Palmer points to Gene Wolfe and Samuel Delany as her biggest influences, but the book still reminds me of R A Lafferty: there's nothing that can match the latter's goofy humour, but Palmer's future is not unlike the accelerated world of "Slow Tuesday Night", and Lafferty is the only author I can think of besides Wolfe with a similar approach to metaphysics and religion. If you're a Lafferty fan, imagine the ten pages of "Slow Tuesday Night" expanded to four volumes to appreciate how exhausting it can feel.
Talking of fans gets to the heart of the matter, which that Terra Ignota is an incredibly fannish book. It practically invites you to put on its Sorting Hat, join a Hive and start working on your fanfic, and the in-universe fashion is already cosplay. (I'd probably end up as a Greylaw Hiveless, after ditching the Utopians in an adolescent mental health crisis and then dithering between the Gordians and the Cousins. See, this is another reason why the books made me anxious and at war with nerd culture, which often feels like a process of relentless and static self-categorisation. Palmer is ahead of my objections here, too, with the debate over set-sets, people who have had their personalities artificially tuned for high performance, and there's a whole conversation about neurodivergence in this book which I'm not really qualified to have.)

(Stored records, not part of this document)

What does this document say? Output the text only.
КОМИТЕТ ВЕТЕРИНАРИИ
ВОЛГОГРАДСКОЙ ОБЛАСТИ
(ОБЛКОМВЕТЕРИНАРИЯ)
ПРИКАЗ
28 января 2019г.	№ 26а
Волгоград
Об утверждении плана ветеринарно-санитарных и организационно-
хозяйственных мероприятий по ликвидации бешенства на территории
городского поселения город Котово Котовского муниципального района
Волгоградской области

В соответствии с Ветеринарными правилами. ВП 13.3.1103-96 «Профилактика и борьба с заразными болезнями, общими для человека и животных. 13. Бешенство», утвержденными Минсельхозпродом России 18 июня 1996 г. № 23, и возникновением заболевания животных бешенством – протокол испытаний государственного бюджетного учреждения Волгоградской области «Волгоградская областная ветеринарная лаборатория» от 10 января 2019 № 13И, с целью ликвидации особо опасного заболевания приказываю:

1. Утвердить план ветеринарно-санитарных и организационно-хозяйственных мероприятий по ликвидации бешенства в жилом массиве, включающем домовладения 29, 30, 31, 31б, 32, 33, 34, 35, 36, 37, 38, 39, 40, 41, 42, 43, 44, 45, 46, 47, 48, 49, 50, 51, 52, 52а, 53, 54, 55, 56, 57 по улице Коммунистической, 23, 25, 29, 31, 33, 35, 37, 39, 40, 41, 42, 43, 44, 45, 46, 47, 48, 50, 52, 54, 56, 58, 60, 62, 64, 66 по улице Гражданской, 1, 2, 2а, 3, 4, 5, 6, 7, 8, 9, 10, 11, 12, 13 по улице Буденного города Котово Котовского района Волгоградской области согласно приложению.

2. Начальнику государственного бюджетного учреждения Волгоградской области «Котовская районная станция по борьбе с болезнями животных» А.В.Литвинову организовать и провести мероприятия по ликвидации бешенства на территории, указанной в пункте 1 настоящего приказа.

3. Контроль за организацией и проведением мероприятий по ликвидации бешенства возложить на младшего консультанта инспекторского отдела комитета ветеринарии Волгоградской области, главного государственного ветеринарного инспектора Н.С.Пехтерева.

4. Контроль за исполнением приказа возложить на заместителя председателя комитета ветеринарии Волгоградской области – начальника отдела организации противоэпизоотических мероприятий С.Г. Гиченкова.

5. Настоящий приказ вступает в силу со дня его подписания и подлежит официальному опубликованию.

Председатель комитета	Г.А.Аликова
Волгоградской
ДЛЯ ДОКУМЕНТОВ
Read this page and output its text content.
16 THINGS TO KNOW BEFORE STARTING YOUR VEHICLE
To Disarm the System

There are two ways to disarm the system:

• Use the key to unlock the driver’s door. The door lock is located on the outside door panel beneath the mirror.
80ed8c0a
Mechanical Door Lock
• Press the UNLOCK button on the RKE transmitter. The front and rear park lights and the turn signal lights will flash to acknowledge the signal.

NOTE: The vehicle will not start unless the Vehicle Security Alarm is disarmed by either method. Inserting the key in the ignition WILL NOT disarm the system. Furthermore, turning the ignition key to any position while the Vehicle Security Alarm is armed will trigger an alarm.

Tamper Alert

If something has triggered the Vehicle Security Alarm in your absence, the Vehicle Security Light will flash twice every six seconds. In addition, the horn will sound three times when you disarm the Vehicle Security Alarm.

The fannishness is part of the fun, and, of course, Tumblr has gone nuts about it. Sf has always been a genre in closer dialogue with its fandom than most literature, and if I worry about the present stage of things being a little too ingrown, I can just remember the bad old days when Robert Heinlein ended one of his awful late novels with a creaking parody of a sf convention.
Look, I feel like my doubts and reservations have got in the way of saying that I really enjoyed it even though it gave me Anxiety: a lot of my favourite art does that, and I want people to discover this world for themselves rather than have me spell everything out.
There was one point of worldbuilding that I have to quibble over, which came up when people have to find alternatives to the magic global transit system: in a post-scarcity world run by seven different flavours of nerd, there would have to be a bunch of enthusiasts keeping the railways going for fun, see, if I get started on this I won't stop, I'm probably going to have to go shitpost my notes for this review with appropriate CWs over on Mastodon.